Grünen-Haushälterin Paula Piechotta
Laut dem Rechercheverbund offenbaren die bisher geschwärzten Passagen des Berichts insgesamt zwölf Mails oder Leitungsvorlagen an den Minister mit Warnungen, die direkt entweder den Schreibtisch oder das Postfach von Spahn erreicht haben.
Spahns Aussage, ihn hätten keine Warnungen erreicht, „ist seit heute mit hoher Wahrscheinlichkeit als Lüge entlarvt“, sagte die Grünen-Haushälterin Paula Piechotta, dem Tagesspiegel.
Grüne: Warken hat zu viel geschwärzt
Neben Spahn habe auch Gesundheitsministerin Nina Warken (CDU) wahrscheinlich den Bundestag angelogen, betonte Piechotta. „Nina Warken hat entgegen ihrer Beteuerungen nicht nur das geschwärzt, was sie rechtlich schwärzen musste, sondern vor allem auch Stellen, die Spahn persönlich belasten oder CDU-Verstrickungen zeigen.“
Spahn ließ den Medien ausrichten, die Beschaffung durch das Gesundheitsministerium sei „ressortübergreifend beschlossen“ worden. Dass es „auch abweichende Einschätzungen gegeben hat, hält Herr Spahn für selbstverständlich“, heißt es weiter. Ähnlich hatte sich Spahn bereits nach seiner Befragung im Haushaltsausschuss vergangene Woche geäußert.
Vorteilhafte Konditionen für CDU-nahe Firmen?
Die nun ungeschwärzten Passagen zeigen auch, wie Sudhof den besonders umstrittenen Direktvertrag des Gesundheitsministeriums mit dem Schweizer Maskenlieferanten Emix bewertet, gegen den in der Schweiz wegen Wucher ermittelt wird. Laut dem Sudhof-Bericht hat Spahns Ministeriums laut dem Rechercheverbund für 749 Millionen Euro Masken bei Emix gekauft – der Durchschnittspreis pro Maske lag demnach bei 5,58 Euro.
Nach einem Vergleich verkaufte Emix noch in der zweiten Jahreshälfte 2020 dem Gesundheitsministerium Masken teilweise zu einem Stückpreis von sieben Euro pro FFP2-Maske – der Weltmarktpreis lag damals bereits bei unter einem Euro.
Sudhof kann das laut Bericht nicht nachvollziehen. „Im Lichte der Marktlage im Mai 2020 erschließt sich jedenfalls nicht, inwiefern der Emix-Vergleich die Interessen des Bundes angemessen abbildet“, zitiert der Rechercheverbund die Sonderermittlerin.
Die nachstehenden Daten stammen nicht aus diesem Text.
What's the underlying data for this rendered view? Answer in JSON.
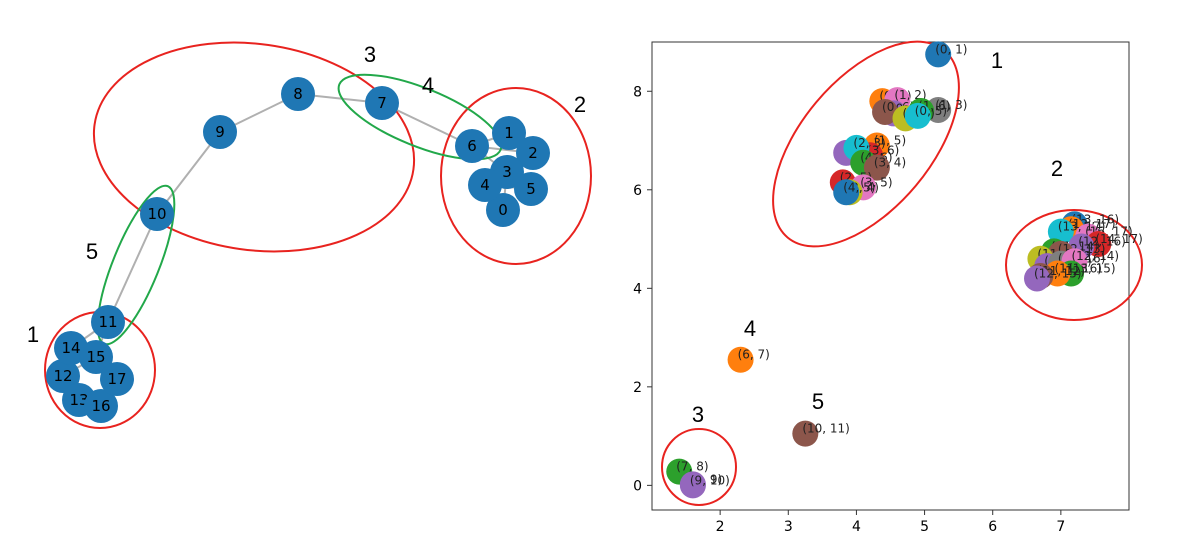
{
  "graph": {
    "nodes": [
      {
        "id": "0",
        "label": "0"
      },
      {
        "id": "1",
        "label": "1"
      },
      {
        "id": "2",
        "label": "2"
      },
      {
        "id": "3",
        "label": "3"
      },
      {
        "id": "4",
        "label": "4"
      },
      {
        "id": "5",
        "label": "5"
      },
      {
        "id": "6",
        "label": "6"
      },
      {
        "id": "7",
        "label": "7"
      },
      {
        "id": "8",
        "label": "8"
      },
      {
        "id": "9",
        "label": "9"
      },
      {
        "id": "10",
        "label": "10"
      },
      {
        "id": "11",
        "label": "11"
      },
      {
        "id": "12",
        "label": "12"
      },
      {
        "id": "13",
        "label": "13"
      },
      {
        "id": "14",
        "label": "14"
      },
      {
        "id": "15",
        "label": "15"
      },
      {
        "id": "16",
        "label": "16"
      },
      {
        "id": "17",
        "label": "17"
      }
    ],
    "edges": [
      [
        "6",
        "7"
      ],
      [
        "7",
        "8"
      ],
      [
        "8",
        "9"
      ],
      [
        "9",
        "10"
      ],
      [
        "10",
        "11"
      ],
      [
        "6",
        "1"
      ],
      [
        "6",
        "3"
      ],
      [
        "6",
        "2"
      ],
      [
        "3",
        "4"
      ],
      [
        "3",
        "5"
      ],
      [
        "3",
        "0"
      ],
      [
        "1",
        "2"
      ],
      [
        "4",
        "5"
      ],
      [
        "11",
        "14"
      ],
      [
        "11",
        "15"
      ],
      [
        "15",
        "17"
      ],
      [
        "15",
        "12"
      ],
      [
        "12",
        "13"
      ],
      [
        "13",
        "16"
      ],
      [
        "16",
        "17"
      ],
      [
        "14",
        "12"
      ]
    ],
    "node_color": "#1f77b4",
    "edge_color": "#b0b0b0",
    "groups": [
      {
        "label": "1",
        "members": [
          "11",
          "12",
          "13",
          "14",
          "15",
          "16",
          "17"
        ],
        "color": "#e8231f"
      },
      {
        "label": "2",
        "members": [
          "0",
          "1",
          "2",
          "3",
          "4",
          "5",
          "6"
        ],
        "color": "#e8231f"
      },
      {
        "label": "3",
        "members": [
          "7",
          "8",
          "9",
          "10"
        ],
        "color": "#e8231f"
      },
      {
        "label": "4",
        "members": [
          "6",
          "7"
        ],
        "color": "#22a84a"
      },
      {
        "label": "5",
        "members": [
          "10",
          "11"
        ],
        "color": "#22a84a"
      }
    ]
  },
  "chart_data": {
    "type": "scatter",
    "title": "",
    "xlabel": "",
    "ylabel": "",
    "xlim": [
      1.0,
      8.0
    ],
    "ylim": [
      -0.5,
      9.0
    ],
    "xticks": [
      "2",
      "3",
      "4",
      "5",
      "6",
      "7"
    ],
    "yticks": [
      "0",
      "2",
      "4",
      "6",
      "8"
    ],
    "points": [
      {
        "label": "(0, 1)",
        "x": 5.2,
        "y": 8.75,
        "color": "#1f77b4"
      },
      {
        "label": "(0, 2)",
        "x": 4.38,
        "y": 7.8,
        "color": "#ff7f0e"
      },
      {
        "label": "(1, 2)",
        "x": 4.6,
        "y": 7.82,
        "color": "#e377c2"
      },
      {
        "label": "(0, 3)",
        "x": 4.55,
        "y": 7.55,
        "color": "#9467bd"
      },
      {
        "label": "(0, 6)",
        "x": 4.42,
        "y": 7.58,
        "color": "#8c564b"
      },
      {
        "label": "(1, 3)",
        "x": 5.2,
        "y": 7.62,
        "color": "#7f7f7f"
      },
      {
        "label": "(1, 6)",
        "x": 4.95,
        "y": 7.6,
        "color": "#2ca02c"
      },
      {
        "label": "(0, 4)",
        "x": 4.72,
        "y": 7.45,
        "color": "#bcbd22"
      },
      {
        "label": "(0, 5)",
        "x": 4.9,
        "y": 7.5,
        "color": "#17becf"
      },
      {
        "label": "(2, 6)",
        "x": 3.85,
        "y": 6.75,
        "color": "#9467bd"
      },
      {
        "label": "(1, 5)",
        "x": 4.3,
        "y": 6.9,
        "color": "#ff7f0e"
      },
      {
        "label": "(3, 6)",
        "x": 4.2,
        "y": 6.7,
        "color": "#d62728"
      },
      {
        "label": "(2, 3)",
        "x": 4.0,
        "y": 6.85,
        "color": "#17becf"
      },
      {
        "label": "(4, 6)",
        "x": 4.1,
        "y": 6.55,
        "color": "#2ca02c"
      },
      {
        "label": "(3, 4)",
        "x": 4.3,
        "y": 6.45,
        "color": "#8c564b"
      },
      {
        "label": "(2, 5)",
        "x": 3.8,
        "y": 6.15,
        "color": "#d62728"
      },
      {
        "label": "(3, 5)",
        "x": 4.1,
        "y": 6.05,
        "color": "#e377c2"
      },
      {
        "label": "(2, 4)",
        "x": 3.9,
        "y": 5.95,
        "color": "#bcbd22"
      },
      {
        "label": "(4, 5)",
        "x": 3.85,
        "y": 5.95,
        "color": "#1f77b4"
      },
      {
        "label": "(13, 16)",
        "x": 7.2,
        "y": 5.3,
        "color": "#1f77b4"
      },
      {
        "label": "(12, 17)",
        "x": 7.15,
        "y": 5.2,
        "color": "#ff7f0e"
      },
      {
        "label": "(16, 17)",
        "x": 7.4,
        "y": 5.05,
        "color": "#e377c2"
      },
      {
        "label": "(13, 17)",
        "x": 7.0,
        "y": 5.15,
        "color": "#17becf"
      },
      {
        "label": "(14, 17)",
        "x": 7.55,
        "y": 4.9,
        "color": "#d62728"
      },
      {
        "label": "(12, 16)",
        "x": 7.3,
        "y": 4.85,
        "color": "#9467bd"
      },
      {
        "label": "(11, 14)",
        "x": 6.9,
        "y": 4.75,
        "color": "#2ca02c"
      },
      {
        "label": "(12, 13)",
        "x": 7.0,
        "y": 4.7,
        "color": "#8c564b"
      },
      {
        "label": "(11, 15)",
        "x": 6.7,
        "y": 4.6,
        "color": "#bcbd22"
      },
      {
        "label": "(14, 15)",
        "x": 6.8,
        "y": 4.45,
        "color": "#9467bd"
      },
      {
        "label": "(15, 16)",
        "x": 7.0,
        "y": 4.5,
        "color": "#7f7f7f"
      },
      {
        "label": "(12, 14)",
        "x": 7.2,
        "y": 4.55,
        "color": "#e377c2"
      },
      {
        "label": "(13, 15)",
        "x": 7.15,
        "y": 4.3,
        "color": "#2ca02c"
      },
      {
        "label": "(11, 16)",
        "x": 6.95,
        "y": 4.3,
        "color": "#ff7f0e"
      },
      {
        "label": "(11, 12)",
        "x": 6.7,
        "y": 4.25,
        "color": "#8c564b"
      },
      {
        "label": "(12, 15)",
        "x": 6.65,
        "y": 4.2,
        "color": "#9467bd"
      },
      {
        "label": "(6, 7)",
        "x": 2.3,
        "y": 2.55,
        "color": "#ff7f0e"
      },
      {
        "label": "(10, 11)",
        "x": 3.25,
        "y": 1.05,
        "color": "#8c564b"
      },
      {
        "label": "(7, 8)",
        "x": 1.4,
        "y": 0.28,
        "color": "#2ca02c"
      },
      {
        "label": "(8, 9)",
        "x": 1.6,
        "y": 0.02,
        "color": "#9467bd"
      },
      {
        "label": "(9, 10)",
        "x": 1.6,
        "y": 0.0,
        "color": "#9467bd"
      }
    ],
    "groups": [
      {
        "label": "1",
        "color": "#e8231f"
      },
      {
        "label": "2",
        "color": "#e8231f"
      },
      {
        "label": "3",
        "color": "#e8231f"
      },
      {
        "label": "4",
        "color": "#000000"
      },
      {
        "label": "5",
        "color": "#000000"
      }
    ]
  }
}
Für die Vermittlung von Maskenverkäufen an das Bundesgesundheitsministerium und deutsche Bundesländer erhielt die Firma von Andrea Tandler, der Tochter des früheren CSU-Politikers Gerold Tandler, eine Provision von mehr als 48 Millionen Euro. Diese versteuerte Tandler nicht korrekt, weshalb sie vom Landgericht München zu einer Haftstrafe von viereinhalb Jahren verurteilt wurde, die sie derzeit absitzt.
Laut WDR, NDR und „Süddeutscher Zeitung“ erhielt auch die Firma des CDU-Bundestagskandidaten Niels Korte vom Gesundheitsministerium einen vorteilhaften Vergleich mit hoher Abgeltung und ungewöhnlicher langer Lieferfrist für die bestellten Masken. „Eine entsprechende Gegenleistung oder Rechtsgrundlage erschließt sich nicht“, schreibt Sudhof auf einer vormals geschwärzten Seite. Spahn erklärte den Medien, er habe als Minister weder mit Abgeltungsbeträgen noch Lieferfristen etwas zu tun gehabt.